Now we will prove the expression for $m + 1$ . For that, writing the above expression for $m + 1$ terms, we get
${\left( {{x_1} + {x_2} + ..... + {x_m} + {x_{m + 1}}} \right)^n}$
Separating the last two terms, we get
\[
   \Rightarrow {\left( {{x_1} + {x_2} + ..... + {x_{m - 1}} + \left( {{x_m} + {x_{m + 1}}} \right)} \right)^n} \\
   \Rightarrow \sum\limits_{{k_1} + {k_2} + .... + {k_{m - 1}} + K = n} {\left( {\begin{array}{*{20}{c}}
  n \\
  {{k_1},{k_2},....,{k_{m - 1}},K}
\end{array}} \right)} \prod\limits_{t = 1}^{m - 1} {x_t^{{k_t}}} \times {\left( {{x_m} + {x_{m + 1}}} \right)^K} \\
 \]
Now applying the binomial theorem for the last factor, we get
\[ \Rightarrow \sum\limits_{{k_1} + {k_2} + .... + {k_{m - 1}} + K = n} {\left( {\begin{array}{*{20}{c}}
  n \\
  {{k_1},{k_2},....,{k_{m - 1}},K}
\end{array}} \right)} \left( {x_1^{{k_1}}x_2^{{k_2}}....x_{m - 1}^{{k_{m - 1}}}} \right) \times \sum\limits_{{k_m} + {k_{m + 1}} = K} {\left( {\begin{array}{*{20}{c}}
  K \\
  {{k_m},{k_{m + 1}}}
\end{array}} \right)} \left( {x_m^{{k_m}}x_{m + 1}^{{k_{m + 1}}}} \right)\]
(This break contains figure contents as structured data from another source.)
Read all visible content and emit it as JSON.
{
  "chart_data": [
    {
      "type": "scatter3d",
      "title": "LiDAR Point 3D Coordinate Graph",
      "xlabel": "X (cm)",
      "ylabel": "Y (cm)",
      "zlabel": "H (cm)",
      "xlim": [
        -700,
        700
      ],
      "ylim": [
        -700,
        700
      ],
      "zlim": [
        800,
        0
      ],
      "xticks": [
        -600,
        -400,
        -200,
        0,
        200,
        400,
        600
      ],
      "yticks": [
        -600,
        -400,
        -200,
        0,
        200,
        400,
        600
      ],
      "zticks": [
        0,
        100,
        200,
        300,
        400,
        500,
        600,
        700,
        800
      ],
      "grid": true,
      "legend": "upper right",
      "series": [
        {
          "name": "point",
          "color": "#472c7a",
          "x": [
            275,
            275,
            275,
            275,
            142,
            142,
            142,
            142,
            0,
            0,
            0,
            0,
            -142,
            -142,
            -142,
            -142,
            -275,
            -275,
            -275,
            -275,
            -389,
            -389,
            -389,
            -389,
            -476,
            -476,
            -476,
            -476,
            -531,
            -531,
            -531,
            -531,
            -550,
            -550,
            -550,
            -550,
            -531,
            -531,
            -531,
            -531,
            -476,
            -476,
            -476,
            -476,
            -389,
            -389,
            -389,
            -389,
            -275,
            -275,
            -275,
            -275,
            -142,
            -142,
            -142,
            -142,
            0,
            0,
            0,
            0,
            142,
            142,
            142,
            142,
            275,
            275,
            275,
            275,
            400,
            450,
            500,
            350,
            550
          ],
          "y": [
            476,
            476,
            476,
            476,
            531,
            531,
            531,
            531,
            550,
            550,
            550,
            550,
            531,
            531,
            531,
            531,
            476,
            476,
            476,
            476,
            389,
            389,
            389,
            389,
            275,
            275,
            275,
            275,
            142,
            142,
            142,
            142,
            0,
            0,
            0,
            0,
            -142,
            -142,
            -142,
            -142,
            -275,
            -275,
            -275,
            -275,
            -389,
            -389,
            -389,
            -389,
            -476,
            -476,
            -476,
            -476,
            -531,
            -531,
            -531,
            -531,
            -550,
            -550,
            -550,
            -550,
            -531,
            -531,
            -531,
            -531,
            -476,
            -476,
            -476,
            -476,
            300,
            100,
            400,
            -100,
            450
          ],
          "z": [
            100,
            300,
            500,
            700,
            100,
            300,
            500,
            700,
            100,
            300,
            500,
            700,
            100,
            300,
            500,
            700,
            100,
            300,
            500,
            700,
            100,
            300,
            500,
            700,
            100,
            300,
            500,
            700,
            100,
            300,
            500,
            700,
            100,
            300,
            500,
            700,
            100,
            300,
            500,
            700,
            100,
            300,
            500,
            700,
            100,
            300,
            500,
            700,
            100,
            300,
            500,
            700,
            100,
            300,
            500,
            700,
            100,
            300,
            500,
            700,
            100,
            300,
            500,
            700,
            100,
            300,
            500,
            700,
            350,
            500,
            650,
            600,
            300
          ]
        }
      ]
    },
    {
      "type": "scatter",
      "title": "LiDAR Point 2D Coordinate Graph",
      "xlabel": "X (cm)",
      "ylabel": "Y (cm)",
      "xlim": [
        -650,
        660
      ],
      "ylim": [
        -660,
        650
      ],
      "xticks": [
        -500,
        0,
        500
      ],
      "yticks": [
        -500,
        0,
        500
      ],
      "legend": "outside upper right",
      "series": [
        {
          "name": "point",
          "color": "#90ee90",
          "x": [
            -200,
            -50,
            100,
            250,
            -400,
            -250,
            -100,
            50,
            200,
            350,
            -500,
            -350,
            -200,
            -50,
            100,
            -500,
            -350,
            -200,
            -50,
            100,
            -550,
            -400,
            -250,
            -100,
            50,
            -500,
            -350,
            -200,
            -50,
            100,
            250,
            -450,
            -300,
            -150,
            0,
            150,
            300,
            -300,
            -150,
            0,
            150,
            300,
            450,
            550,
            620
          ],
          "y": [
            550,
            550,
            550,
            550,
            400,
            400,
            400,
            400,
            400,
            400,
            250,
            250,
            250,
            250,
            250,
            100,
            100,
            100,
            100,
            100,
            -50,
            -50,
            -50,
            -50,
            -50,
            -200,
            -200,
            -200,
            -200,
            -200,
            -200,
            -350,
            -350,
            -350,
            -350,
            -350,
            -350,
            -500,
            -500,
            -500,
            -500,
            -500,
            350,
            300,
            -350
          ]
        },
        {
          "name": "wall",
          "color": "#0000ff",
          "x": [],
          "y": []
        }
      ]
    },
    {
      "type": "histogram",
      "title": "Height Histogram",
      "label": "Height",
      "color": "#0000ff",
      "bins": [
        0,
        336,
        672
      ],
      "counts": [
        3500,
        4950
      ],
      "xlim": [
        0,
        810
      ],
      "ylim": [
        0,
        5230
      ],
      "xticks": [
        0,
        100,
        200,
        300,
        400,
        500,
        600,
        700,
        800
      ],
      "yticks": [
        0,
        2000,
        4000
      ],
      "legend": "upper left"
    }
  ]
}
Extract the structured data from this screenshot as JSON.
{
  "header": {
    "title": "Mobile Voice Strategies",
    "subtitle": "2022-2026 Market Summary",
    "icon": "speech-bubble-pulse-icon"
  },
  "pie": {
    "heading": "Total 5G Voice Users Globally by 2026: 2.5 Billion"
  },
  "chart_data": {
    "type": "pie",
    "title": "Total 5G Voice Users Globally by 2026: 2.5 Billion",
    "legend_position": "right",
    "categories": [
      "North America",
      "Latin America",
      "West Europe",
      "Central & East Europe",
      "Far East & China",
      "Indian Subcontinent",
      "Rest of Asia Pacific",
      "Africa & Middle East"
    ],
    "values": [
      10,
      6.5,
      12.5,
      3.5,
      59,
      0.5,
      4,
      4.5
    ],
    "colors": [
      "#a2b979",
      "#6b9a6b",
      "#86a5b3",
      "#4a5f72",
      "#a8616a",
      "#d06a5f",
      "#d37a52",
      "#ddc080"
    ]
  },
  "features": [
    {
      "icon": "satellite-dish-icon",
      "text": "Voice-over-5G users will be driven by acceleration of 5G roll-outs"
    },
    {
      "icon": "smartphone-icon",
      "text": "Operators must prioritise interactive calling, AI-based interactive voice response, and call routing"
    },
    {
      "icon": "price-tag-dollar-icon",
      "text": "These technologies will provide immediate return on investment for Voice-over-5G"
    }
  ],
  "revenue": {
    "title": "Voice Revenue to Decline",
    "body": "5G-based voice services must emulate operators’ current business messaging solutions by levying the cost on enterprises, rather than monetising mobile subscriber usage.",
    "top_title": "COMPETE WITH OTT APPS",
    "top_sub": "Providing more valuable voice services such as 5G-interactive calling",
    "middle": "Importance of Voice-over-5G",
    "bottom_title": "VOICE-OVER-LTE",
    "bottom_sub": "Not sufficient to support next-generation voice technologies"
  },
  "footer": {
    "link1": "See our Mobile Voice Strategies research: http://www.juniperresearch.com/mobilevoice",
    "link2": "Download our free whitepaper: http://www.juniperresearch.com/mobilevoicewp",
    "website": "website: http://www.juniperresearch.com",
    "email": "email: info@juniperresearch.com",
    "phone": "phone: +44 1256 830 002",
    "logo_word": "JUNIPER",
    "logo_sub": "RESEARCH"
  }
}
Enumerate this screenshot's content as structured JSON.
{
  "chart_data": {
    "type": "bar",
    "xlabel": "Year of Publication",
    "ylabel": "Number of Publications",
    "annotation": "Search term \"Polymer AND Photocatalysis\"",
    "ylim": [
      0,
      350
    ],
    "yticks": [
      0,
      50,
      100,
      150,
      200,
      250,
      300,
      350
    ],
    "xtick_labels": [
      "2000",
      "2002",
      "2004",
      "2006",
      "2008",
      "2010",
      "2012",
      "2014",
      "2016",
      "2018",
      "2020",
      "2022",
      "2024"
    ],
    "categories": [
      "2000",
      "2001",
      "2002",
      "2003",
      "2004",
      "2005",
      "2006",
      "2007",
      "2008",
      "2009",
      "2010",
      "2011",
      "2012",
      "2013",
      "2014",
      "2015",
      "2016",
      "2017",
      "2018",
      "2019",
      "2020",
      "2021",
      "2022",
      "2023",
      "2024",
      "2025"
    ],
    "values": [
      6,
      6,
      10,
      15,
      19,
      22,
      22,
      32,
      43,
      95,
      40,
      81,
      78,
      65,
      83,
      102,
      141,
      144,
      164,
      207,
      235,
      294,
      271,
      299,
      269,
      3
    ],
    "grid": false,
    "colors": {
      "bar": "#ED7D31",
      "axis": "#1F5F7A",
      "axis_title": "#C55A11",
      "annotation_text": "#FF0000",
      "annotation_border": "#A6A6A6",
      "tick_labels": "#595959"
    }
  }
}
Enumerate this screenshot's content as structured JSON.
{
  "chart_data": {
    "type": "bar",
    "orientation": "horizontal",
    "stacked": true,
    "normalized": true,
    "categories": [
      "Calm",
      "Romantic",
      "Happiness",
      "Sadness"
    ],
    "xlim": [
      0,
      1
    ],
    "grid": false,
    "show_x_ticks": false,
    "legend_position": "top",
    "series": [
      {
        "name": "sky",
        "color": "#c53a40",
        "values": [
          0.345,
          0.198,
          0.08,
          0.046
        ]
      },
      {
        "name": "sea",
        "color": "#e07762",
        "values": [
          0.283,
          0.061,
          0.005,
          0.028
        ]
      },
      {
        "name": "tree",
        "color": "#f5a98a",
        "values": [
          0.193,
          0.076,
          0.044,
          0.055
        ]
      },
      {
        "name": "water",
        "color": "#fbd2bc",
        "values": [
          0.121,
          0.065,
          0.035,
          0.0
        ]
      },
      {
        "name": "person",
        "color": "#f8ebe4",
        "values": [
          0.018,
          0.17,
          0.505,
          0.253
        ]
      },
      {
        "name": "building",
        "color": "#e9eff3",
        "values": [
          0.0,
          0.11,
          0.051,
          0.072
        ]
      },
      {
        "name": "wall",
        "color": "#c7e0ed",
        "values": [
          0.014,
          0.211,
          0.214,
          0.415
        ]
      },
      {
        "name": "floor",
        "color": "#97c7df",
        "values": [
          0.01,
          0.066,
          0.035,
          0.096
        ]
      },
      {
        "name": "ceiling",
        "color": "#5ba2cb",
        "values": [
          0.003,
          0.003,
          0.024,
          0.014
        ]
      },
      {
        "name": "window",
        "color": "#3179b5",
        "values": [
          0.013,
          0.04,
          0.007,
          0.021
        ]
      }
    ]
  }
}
Step 3: Now in the above step, the value of
\[
  \left( {\begin{array}{*{20}{c}}
  n \\
  {{k_1},{k_2},....,{k_{m - 1}},K}
\end{array}} \right) \times \left( {\begin{array}{*{20}{c}}
  K \\
  {{k_m},{k_{m + 1}}}
\end{array}} \right) \\
   = \dfrac{{n!}}{{{k_1}!{k_2}!....{k_{m - 1}}!K!}} \times \dfrac{{K!}}{{{k_m}!{k_{m + 1}}!}} \\
   = \dfrac{{n!}}{{{k_1}!{k_2}!....{k_{m - 1}}!{k_m}!{k_{m + 1}}!}} \\
   = \left( {\begin{array}{*{20}{c}}
  n \\
  {{k_1},{k_2},....,{k_{m - 1}},{k_m},{k_{m + 1}}}
\end{array}} \right) \\
 \]
Substituting the value, we get
\[ \Rightarrow \sum\limits_{{k_1} + {k_2} + .... + {k_{m - 1}} + {k_m} + {k_{m + 1}} = n} {\left( {\begin{array}{*{20}{c}}
  n \\
  {{k_1},{k_2},....,{k_{m - 1}},{k_m},{k_{m + 1}}}
\end{array}} \right)} \left( {x_1^{{k_1}}x_2^{{k_2}}....x_{m - 1}^{{k_{m - 1}}}x_m^{{k_m}}x_{m + 1}^{{k_{m + 1}}}} \right)\]
Hence proved.

Note: The induction hypothesis is proved for $n = 1$ . Then we assume that the statement is true for $n$ terms. Then by using this assumed result, we proved the statement for $n + 1$ terms.